Cada passo pesava toneladas e cada segundo eram séculos vividos até a esquina que dava na rua das Rosas.
E cruzando a esquina, vira de longe um carro.
E do carro descia aquele que falava as palavras que ele desejava falar, e planejar o futuro que ele sonhou por todo um ano…
No momento em que ele chegava, seus olhinhos verdes brilhavam e seus lábios riam enquanto andava alegremente para abraçá-lo.
Abraçar aquele a quem ela amava e de quem certamente ouviria as palavras, que ela desejava ouvir.
Olhando à distância, ele desiludido, via a razão dos seus versos também entrar no carro e saírem.
Não houve lágrimas. E o caminho de volta se tornara longo…
A lua agora iluminava as suas costas e o velho Di Giorgio tinha o peso do mundo.
Naquela noite não haveria músicas ou poemas, até porque num tropeço, o braço do seu violão favorito, se quebrava em dois.

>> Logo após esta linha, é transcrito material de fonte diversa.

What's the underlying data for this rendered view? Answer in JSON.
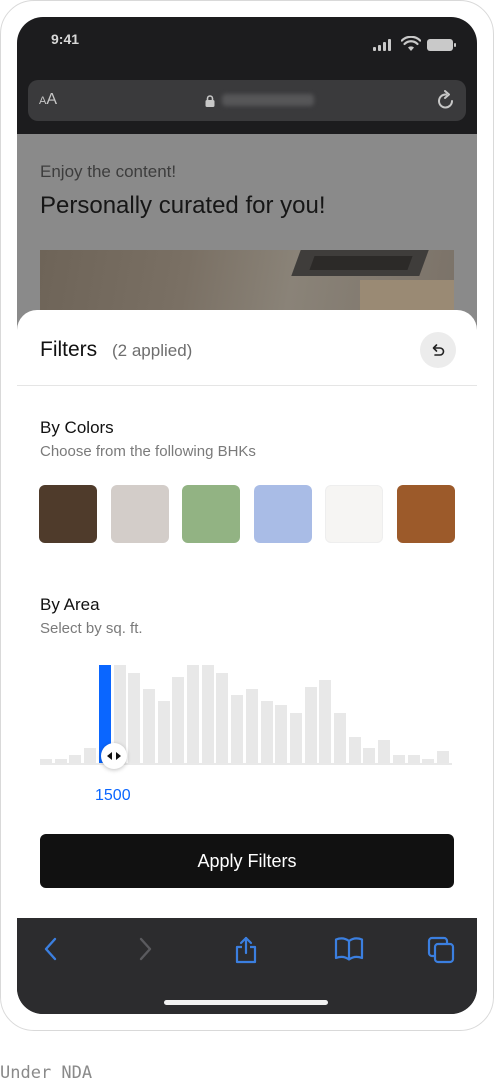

Desempregado, não podia comprar outro…ser jovem, era outro nível!
As músicas cessaram naqueles dias.
E um novo ano se aproximava.
Haveria novas turmas, novos professores e diferentes paixões.
E a vida continuaria. Ele certamente encontraria alguém e amaria, e quem sabe voltaria a escrever novos versos…
Mas, ainda lembraria daquele violão, que o acompanhava nas madrugadas de composições para a sua paixão adolescente, e daqueles meses e sentimentos, que findariam também. No fim das aulas – num verão.